Eight RFP Tips For Selecting A Supplier Or Distributor

These eight pointers help managers and contractors when preparing a request for proposal.

Mnet 175863 Cleaning

Tuscaloosa, AL — While it can vary, often facility managers as well as large contract cleaners take bids — request for proposals (RFPs) — from suppliers and distributors after the first of the year for purchasing supplies.

While some managers/contractors are very familiar with this process, others are not, and mistakes can happen. This makes the process much more cumbersome and in worst case scenarios, skew the bidding results, which can prove costly.

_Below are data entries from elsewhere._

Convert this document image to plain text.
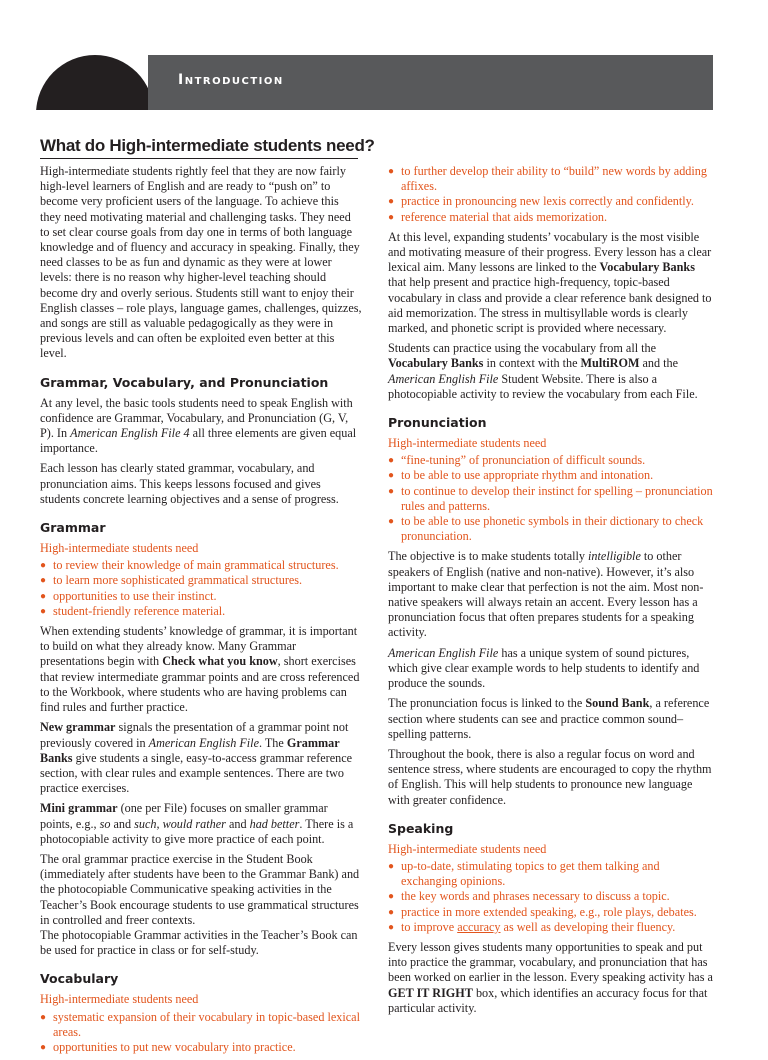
Introduction
What do High-intermediate students need?

High-intermediate students rightly feel that they are now fairly high-level learners of English and are ready to “push on” to become very proficient users of the language. To achieve this they need motivating material and challenging tasks. They need to set clear course goals from day one in terms of both language knowledge and of fluency and accuracy in speaking. Finally, they need classes to be as fun and dynamic as they were at lower levels: there is no reason why higher-level teaching should become dry and overly serious. Students still want to enjoy their English classes – role plays, language games, challenges, quizzes, and songs are still as valuable pedagogically as they were in previous levels and can often be exploited even better at this level.

Grammar, Vocabulary, and Pronunciation

At any level, the basic tools students need to speak English with confidence are Grammar, Vocabulary, and Pronunciation (G, V, P). In American English File 4 all three elements are given equal importance.

Each lesson has clearly stated grammar, vocabulary, and pronunciation aims. This keeps lessons focused and gives students concrete learning objectives and a sense of progress.

Grammar

High-intermediate students need

● to review their knowledge of main grammatical structures.
● to learn more sophisticated grammatical structures.
● opportunities to use their instinct.
● student-friendly reference material.

When extending students’ knowledge of grammar, it is important to build on what they already know. Many Grammar presentations begin with Check what you know, short exercises that review intermediate grammar points and are cross referenced to the Workbook, where students who are having problems can find rules and further practice.

New grammar signals the presentation of a grammar point not previously covered in American English File. The Grammar Banks give students a single, easy-to-access grammar reference section, with clear rules and example sentences. There are two practice exercises.

Mini grammar (one per File) focuses on smaller grammar points, e.g., so and such, would rather and had better. There is a photocopiable activity to give more practice of each point.

The oral grammar practice exercise in the Student Book (immediately after students have been to the Grammar Bank) and the photocopiable Communicative speaking activities in the Teacher’s Book encourage students to use grammatical structures in controlled and freer contexts.

The photocopiable Grammar activities in the Teacher’s Book can be used for practice in class or for self-study.

Vocabulary

High-intermediate students need

● systematic expansion of their vocabulary in topic-based lexical areas.
● opportunities to put new vocabulary into practice.
● to further develop their ability to “build” new words by adding affixes.
● practice in pronouncing new lexis correctly and confidently.
● reference material that aids memorization.

At this level, expanding students’ vocabulary is the most visible and motivating measure of their progress. Every lesson has a clear lexical aim. Many lessons are linked to the Vocabulary Banks that help present and practice high-frequency, topic-based vocabulary in class and provide a clear reference bank designed to aid memorization. The stress in multisyllable words is clearly marked, and phonetic script is provided where necessary.

Students can practice using the vocabulary from all the Vocabulary Banks in context with the MultiROM and the American English File Student Website. There is also a photocopiable activity to review the vocabulary from each File.

Pronunciation

High-intermediate students need

● “fine-tuning” of pronunciation of difficult sounds.
● to be able to use appropriate rhythm and intonation.
● to continue to develop their instinct for spelling – pronunciation rules and patterns.
● to be able to use phonetic symbols in their dictionary to check pronunciation.

The objective is to make students totally intelligible to other speakers of English (native and non-native). However, it’s also important to make clear that perfection is not the aim. Most non-native speakers will always retain an accent. Every lesson has a pronunciation focus that often prepares students for a speaking activity.

American English File has a unique system of sound pictures, which give clear example words to help students to identify and produce the sounds.

The pronunciation focus is linked to the Sound Bank, a reference section where students can see and practice common sound–spelling patterns.

Throughout the book, there is also a regular focus on word and sentence stress, where students are encouraged to copy the rhythm of English. This will help students to pronounce new language with greater confidence.

Speaking

High-intermediate students need

● up-to-date, stimulating topics to get them talking and exchanging opinions.
● the key words and phrases necessary to discuss a topic.
● practice in more extended speaking, e.g., role plays, debates.
● to improve accuracy as well as developing their fluency.

Every lesson gives students many opportunities to speak and put into practice the grammar, vocabulary, and pronunciation that has been worked on earlier in the lesson. Every speaking activity has a GET IT RIGHT box, which identifies an accuracy focus for that particular activity.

Here are eight pointers from AFFLINK, a sales and marketing organization for the professional cleaning, food service, healthcare, and related industries, to help managers and contractors avoid this:

  1. Allow plenty of time to prepare your RFP.  The more thorough and concise they are, the easier it will be for suppliers/distributors to work with.
  2. Have a list of up to ten suppliers/distributors you are interested in working with.
  3. If the RFP is complicated or involve larger facilities, it is often a good idea to have a pre-bid meeting with all suppliers.
  4. Make sure all suppliers receive identical RFPs, and if any changes are made during the bidding process, those updates are delivered to all vendors.
  5. Make sure the RFP says who is to receive the proposal and when all proposals are due.
  6. Give suppliers enough time to complete their proposals.  Usually, two to four weeks is sufficient, and if the deadline is extended for one supplier, it must be extended to all suppliers.
  7. If a site visit or walk-through is required, - provide two dates when these will be conducted.
  8. Make sure supplier proposals are signed by an officer of the company.   

Once the proposals are received, "take the time to evaluate them," says Michael Wilson, vice president of marketing at AFFLINK. 

"To narrow the field, weed out those that did not provide all the necessary information and be wary of low bidders. Very often they simply did not understand your requirements."